One of the few remaining Edison charter schools went broke, leaving teachers without a pay check. No one knows if the teachers will ever be paid. Most of Edison’s business now is online, not direct management of schools.

Derrick Thomas Academy charter school in Kansas City, which opened in 2002 with great promise, lost its charter and left behind a massive financial mess, with Edison demanding payment by the state, and financial backers crying about their losses.

According to the local story:

“The money that might have covered teacher salaries is tied up in court over a dispute among the school, the company contracted to manage it and the company that issued bonds for the school’s launch.

“The University of Missouri-Kansas City, which had sponsored the charter school at 201 E. Armour Blvd. since it opened in 2001, has no financial responsibility for the school or its debt. The academy announced last fall it would close after UMKC refused to renew its charter, citing poor management and low test scores. The school has since been overseen by an interim board.

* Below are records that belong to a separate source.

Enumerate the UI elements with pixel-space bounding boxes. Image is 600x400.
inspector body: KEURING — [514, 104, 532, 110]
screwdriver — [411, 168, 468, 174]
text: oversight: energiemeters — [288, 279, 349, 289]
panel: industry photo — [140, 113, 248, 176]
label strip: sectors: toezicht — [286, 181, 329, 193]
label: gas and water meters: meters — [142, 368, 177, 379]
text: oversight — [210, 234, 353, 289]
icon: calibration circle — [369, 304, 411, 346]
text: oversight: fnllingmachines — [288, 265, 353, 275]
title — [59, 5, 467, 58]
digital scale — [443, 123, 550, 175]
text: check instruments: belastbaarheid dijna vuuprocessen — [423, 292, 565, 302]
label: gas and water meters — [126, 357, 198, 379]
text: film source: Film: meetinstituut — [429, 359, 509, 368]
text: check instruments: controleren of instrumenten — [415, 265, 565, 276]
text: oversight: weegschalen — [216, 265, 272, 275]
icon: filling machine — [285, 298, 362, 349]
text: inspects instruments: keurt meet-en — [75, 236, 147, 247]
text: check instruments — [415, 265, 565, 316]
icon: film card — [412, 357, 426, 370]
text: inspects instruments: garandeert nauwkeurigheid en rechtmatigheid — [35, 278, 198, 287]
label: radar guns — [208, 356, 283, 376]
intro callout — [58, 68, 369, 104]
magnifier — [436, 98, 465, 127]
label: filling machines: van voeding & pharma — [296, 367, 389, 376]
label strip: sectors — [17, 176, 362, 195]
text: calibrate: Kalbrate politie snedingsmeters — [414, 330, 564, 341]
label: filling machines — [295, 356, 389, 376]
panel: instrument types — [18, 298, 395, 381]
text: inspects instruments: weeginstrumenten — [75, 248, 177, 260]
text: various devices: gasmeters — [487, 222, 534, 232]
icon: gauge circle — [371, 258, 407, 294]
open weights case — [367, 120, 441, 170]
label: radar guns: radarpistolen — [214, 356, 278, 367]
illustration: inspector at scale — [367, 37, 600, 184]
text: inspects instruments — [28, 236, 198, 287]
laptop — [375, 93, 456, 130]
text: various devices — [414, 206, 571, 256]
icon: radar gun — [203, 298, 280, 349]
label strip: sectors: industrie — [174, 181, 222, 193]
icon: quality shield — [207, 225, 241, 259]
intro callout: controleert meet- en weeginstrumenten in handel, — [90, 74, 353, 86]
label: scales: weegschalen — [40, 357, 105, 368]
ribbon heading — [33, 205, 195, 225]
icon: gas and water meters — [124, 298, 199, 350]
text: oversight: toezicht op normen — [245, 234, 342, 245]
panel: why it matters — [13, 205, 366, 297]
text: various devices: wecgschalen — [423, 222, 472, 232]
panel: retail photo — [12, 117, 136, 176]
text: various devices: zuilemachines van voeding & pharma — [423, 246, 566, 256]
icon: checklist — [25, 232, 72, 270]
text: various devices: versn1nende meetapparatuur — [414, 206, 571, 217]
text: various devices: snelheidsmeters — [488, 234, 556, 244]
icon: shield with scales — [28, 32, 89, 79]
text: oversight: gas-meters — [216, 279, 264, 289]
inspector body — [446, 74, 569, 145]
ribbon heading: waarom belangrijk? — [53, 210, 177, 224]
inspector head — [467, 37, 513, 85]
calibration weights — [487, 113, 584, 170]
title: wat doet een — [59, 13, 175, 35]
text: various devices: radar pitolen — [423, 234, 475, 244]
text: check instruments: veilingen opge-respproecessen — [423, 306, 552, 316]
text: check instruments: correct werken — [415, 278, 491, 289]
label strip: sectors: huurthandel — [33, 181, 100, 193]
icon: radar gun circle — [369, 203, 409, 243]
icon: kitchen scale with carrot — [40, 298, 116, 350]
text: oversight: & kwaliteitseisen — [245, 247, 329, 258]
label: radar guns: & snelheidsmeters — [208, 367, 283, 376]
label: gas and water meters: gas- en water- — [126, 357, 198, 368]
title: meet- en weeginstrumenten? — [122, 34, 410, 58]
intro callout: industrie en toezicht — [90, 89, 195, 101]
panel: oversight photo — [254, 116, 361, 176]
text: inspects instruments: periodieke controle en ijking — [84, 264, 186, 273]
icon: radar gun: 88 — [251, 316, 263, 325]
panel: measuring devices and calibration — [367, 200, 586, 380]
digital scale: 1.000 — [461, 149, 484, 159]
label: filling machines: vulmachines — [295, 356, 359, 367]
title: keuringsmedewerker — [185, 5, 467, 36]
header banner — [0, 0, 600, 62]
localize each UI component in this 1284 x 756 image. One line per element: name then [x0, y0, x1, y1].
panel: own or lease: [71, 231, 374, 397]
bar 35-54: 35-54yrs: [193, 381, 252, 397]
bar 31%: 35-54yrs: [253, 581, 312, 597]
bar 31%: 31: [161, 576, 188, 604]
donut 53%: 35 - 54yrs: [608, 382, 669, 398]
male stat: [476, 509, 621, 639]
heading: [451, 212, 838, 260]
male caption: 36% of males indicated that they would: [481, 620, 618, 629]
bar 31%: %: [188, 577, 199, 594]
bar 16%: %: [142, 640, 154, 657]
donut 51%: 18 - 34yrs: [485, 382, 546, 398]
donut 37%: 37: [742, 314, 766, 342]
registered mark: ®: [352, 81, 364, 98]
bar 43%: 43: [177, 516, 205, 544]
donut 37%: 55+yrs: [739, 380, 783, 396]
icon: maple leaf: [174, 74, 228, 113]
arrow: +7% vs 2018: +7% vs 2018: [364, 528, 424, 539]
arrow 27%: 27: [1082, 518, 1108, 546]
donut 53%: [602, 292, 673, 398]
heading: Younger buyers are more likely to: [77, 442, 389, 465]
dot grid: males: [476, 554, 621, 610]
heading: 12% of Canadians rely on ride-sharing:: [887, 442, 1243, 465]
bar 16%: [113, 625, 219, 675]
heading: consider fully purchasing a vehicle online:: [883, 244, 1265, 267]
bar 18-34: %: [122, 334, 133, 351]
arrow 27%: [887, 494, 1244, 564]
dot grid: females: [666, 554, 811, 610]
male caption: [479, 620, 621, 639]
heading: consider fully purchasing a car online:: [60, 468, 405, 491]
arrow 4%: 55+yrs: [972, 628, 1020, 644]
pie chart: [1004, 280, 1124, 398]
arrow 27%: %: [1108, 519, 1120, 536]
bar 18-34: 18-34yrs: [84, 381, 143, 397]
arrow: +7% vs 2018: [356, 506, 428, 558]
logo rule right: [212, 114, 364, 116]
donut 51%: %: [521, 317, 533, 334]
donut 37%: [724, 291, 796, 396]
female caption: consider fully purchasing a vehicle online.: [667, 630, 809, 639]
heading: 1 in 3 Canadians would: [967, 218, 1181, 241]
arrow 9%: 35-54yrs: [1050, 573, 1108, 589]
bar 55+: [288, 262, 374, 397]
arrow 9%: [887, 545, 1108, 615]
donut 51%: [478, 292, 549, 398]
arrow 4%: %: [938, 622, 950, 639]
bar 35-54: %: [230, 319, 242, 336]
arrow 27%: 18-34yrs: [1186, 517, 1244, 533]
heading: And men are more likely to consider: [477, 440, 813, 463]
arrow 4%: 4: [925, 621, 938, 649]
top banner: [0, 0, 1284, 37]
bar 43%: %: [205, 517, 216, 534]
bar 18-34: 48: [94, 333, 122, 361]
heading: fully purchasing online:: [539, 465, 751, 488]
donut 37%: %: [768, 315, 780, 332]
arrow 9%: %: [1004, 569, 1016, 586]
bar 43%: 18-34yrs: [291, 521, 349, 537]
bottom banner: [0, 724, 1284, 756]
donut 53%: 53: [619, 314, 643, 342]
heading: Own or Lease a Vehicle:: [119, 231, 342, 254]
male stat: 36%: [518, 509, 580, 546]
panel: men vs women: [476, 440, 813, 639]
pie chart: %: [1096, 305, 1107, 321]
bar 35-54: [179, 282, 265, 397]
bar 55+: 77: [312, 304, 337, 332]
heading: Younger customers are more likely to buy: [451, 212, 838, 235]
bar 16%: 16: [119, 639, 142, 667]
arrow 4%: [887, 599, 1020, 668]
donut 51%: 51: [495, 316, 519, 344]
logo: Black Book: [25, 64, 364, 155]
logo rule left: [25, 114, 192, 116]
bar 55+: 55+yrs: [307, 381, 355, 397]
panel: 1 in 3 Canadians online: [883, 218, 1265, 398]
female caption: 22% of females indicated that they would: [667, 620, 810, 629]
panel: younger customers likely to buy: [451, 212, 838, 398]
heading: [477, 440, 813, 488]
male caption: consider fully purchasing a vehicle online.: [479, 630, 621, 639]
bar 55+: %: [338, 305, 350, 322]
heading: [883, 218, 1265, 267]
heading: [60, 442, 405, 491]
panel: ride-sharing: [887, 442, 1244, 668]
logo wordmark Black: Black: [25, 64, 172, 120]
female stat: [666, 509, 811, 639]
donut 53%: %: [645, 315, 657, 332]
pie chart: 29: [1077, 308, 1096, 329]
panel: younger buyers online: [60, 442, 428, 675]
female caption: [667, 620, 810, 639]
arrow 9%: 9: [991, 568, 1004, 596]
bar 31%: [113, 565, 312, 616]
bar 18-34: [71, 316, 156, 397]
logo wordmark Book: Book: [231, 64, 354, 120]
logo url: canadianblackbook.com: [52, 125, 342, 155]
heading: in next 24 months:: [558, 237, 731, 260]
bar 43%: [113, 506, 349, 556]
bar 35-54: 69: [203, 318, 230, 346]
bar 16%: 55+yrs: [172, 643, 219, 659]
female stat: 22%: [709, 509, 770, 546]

“The Missouri Department of Elementary and Secondary Education (DESE) has been named in legal action to garnish more than $2.2 million that the management company, EdisonLearning Inc., says it is owed.

“Derrick Thomas Academy, now locked up behind a heavy black gate, also owes a substantial amount of money to the bondholder for the school, Lord Abbett.

“Jim Sansevero, spokesman for Lord Abbett, said the school has defaulted on bond payments and “$10 million is at risk.” The school used its building to secure the bonds.”

Is this disaster likely to dim the enthusiasm of charter advocates? Will they say that 11years was not a fair trial? What do you think?